08-09-2004, 08:04 AM
I learned from my first experiece that one has to refrain from constatnt racking and stirring and messing with the mead. I must have racked it 5 times in 2 months. Too much handling disturbs the yeast and they don't like to be bothered when they are eating. (ha) ;) Patience is a virtue and Mead knows how do do its thing if we just provide the right enviornment and sanitary conditions. It will even speak to you if you are receptive. Also I found from my first experience that there are a lot of bad recipes floating around out there. (some good ones too) Its best to do your homework first and ask a lot of questions like: is this step really necessary? Why do I need this ingredient? etc. Then dig in and experiment like the rest of us. Mead is like the next generation! A new frontier! Claim your grub stake. Learn from the mistakes of others and then go on to discovery!
Best of Luck,

Vicky Rowe
08-09-2004, 09:58 AM
Hmm...my first experience? Don't get to complicated. I found a book by Patricia Teleseco on Magical Brews, and chose a mead from that. It had about 20 different spices in it (my Christmas Mead, up on the recipe board). Once it fermented, it tasted like *gasoline*. Nasty, to say the least. I'd made a 3 gallon batch, and it got sealed in the 3 gallon carboy with plastic, and stashed in the basement. About every 3 months or so, I'd remember it was down there, and taste it. Still gasoline. After about 18 months, it mysteriously went from gasoline to nectar of the gods!

I also boiled with that one, and while experimenting after pitching the first one (I made about 8 meads while the first aged in the basement, forgotton), I decided that I'd rather pastuerize, and that I'd rather not use any chemicals except a bit of yeast nutrient. Since then, I brew my meads clean, adding only raisins or yeast nutrient, and balancing with additonal honey or lemon juice at the end.


David Baldwin
10-07-2004, 10:26 PM
Well, my first batch is clearing and aging. It's been oaked - maybe a bit too much oak... and I don't plan to mess with it again until December.
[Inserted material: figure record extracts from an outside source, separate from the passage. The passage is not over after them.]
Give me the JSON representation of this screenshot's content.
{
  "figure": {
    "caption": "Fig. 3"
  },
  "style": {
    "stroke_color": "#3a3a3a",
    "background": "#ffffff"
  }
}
Lesson #1 patience is a virtue.

Lesson #2 Ask FIRST, I've found lots of help here that would have helped me avoid some minor mistakes.
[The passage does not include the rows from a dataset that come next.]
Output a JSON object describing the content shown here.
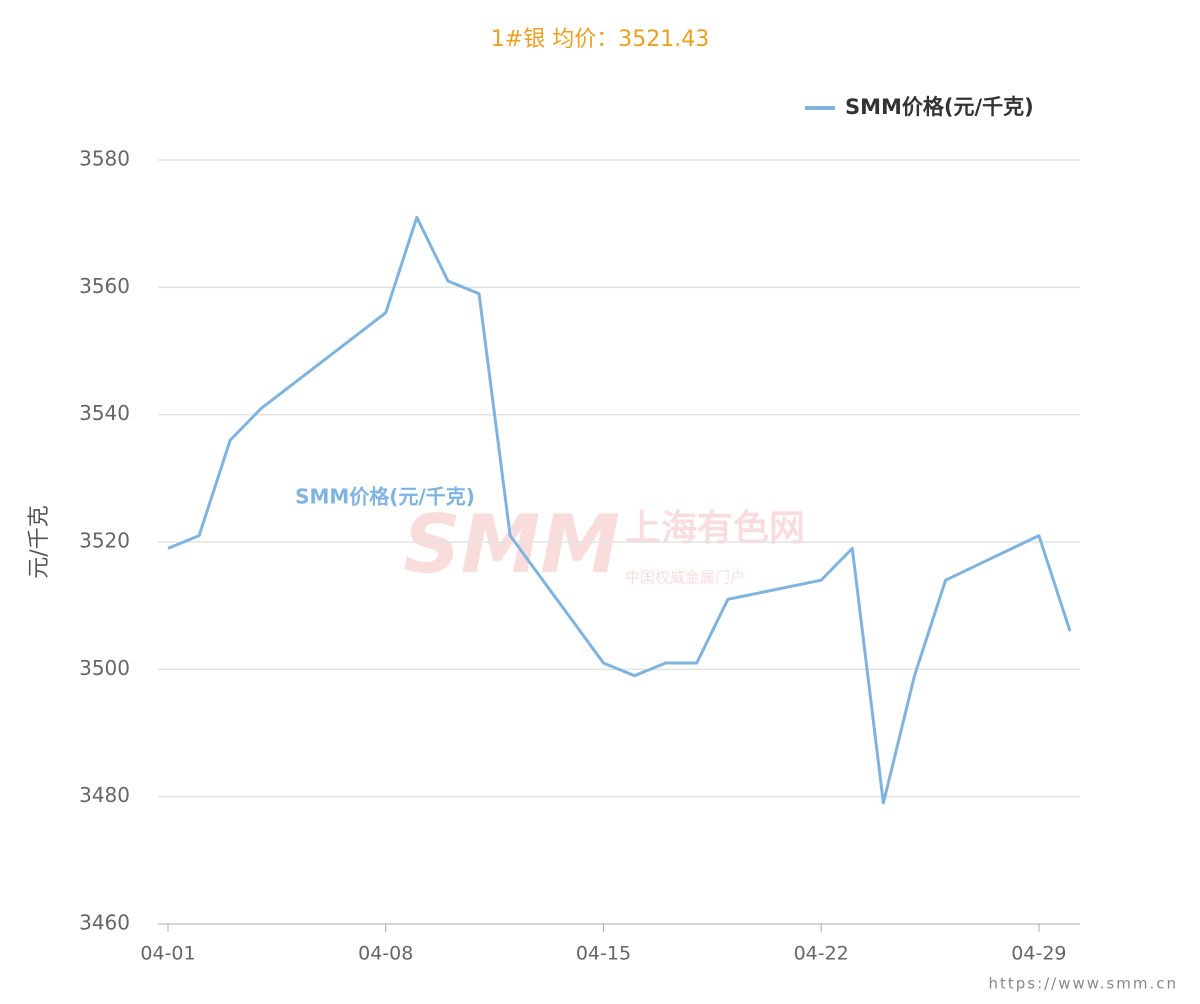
{
  "chart_data": {
    "type": "line",
    "title": "1#银 均价：3521.43",
    "y_label": "元/千克",
    "x": [
      "04-01",
      "04-02",
      "04-03",
      "04-04",
      "04-08",
      "04-09",
      "04-10",
      "04-11",
      "04-12",
      "04-15",
      "04-16",
      "04-17",
      "04-18",
      "04-19",
      "04-22",
      "04-23",
      "04-24",
      "04-25",
      "04-26",
      "04-29",
      "04-30"
    ],
    "series": [
      {
        "name": "SMM价格(元/千克)",
        "color": "#7fb3e0",
        "values": [
          3519,
          3521,
          3536,
          3541,
          3556,
          3571,
          3561,
          3559,
          3521,
          3501,
          3499,
          3501,
          3501,
          3511,
          3514,
          3519,
          3479,
          3499,
          3514,
          3521,
          3506
        ]
      }
    ],
    "xlim": [
      "04-01",
      "04-30"
    ],
    "xticks": [
      "04-01",
      "04-08",
      "04-15",
      "04-22",
      "04-29"
    ],
    "ylim": [
      3460,
      3580
    ],
    "yticks": [
      3460,
      3480,
      3500,
      3520,
      3540,
      3560,
      3580
    ],
    "grid": true,
    "legend": "top-right",
    "watermark": [
      "SMM",
      "上海有色网",
      "中国权威金属门户"
    ],
    "footer": "https://www.smm.cn"
  }
}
Lesson #3 research research research. I am convinced that my first batch was/will be successful because I spent a full year researching the how, what, when, where, and why before I started anything. I don't think it should take a year of study for everyone, but I have a background in research, so old habbits die hard.

The first day was the worst as far as busy and mess are concerned. Have everything you need ahead of time, and take time to plan it all out step by step. Take some time to really plan ahead to prepare your work area. Get up early and make sure you clear and clean the kitchen thoroughly. I took an entire day to work through starting my first batch. I sipped Jadwiga through the day to inspire me toward my end goal.

I have since moved my entire operation out of the kitchen and into my basement where fermentation temperatures will be more constant and cooler. It's "my place" in the house. A domain of my very own in which I can play the mad scientist to my hearts content.

Develop a good relationship with your local winemaking supply shop. I'm becomming a familiar face at Cascade Winery of www.makeyourownwine.com

To quote Nike... Just do it. It has been more fun than I ever imagined.

... and now on to my second batch...

10-21-2004, 07:21 AM
my first batch was raspberry melomel. the results were very encouraging. i did learn a couple of things. first that it is best to start in primary fermenter instead of a carboy. second be patient cause the results keep getting better with age. third it is easiest to learn by watching others do. my uncle was kind enough to lend me equipment and then demonstrate how to rack and bottle. i have since bought my own equipment from the local brewing store. i just bottled my second batch (or what was left of it :P) and i must admit that was much more of a learning experience. i am still learning but i have definitely caught the bug. i am about to start my sixth batch which will be some cyser.

10-22-2004, 03:05 AM
Welcome Beckett,
Thanks for your first post and hoping to hear more of your progress.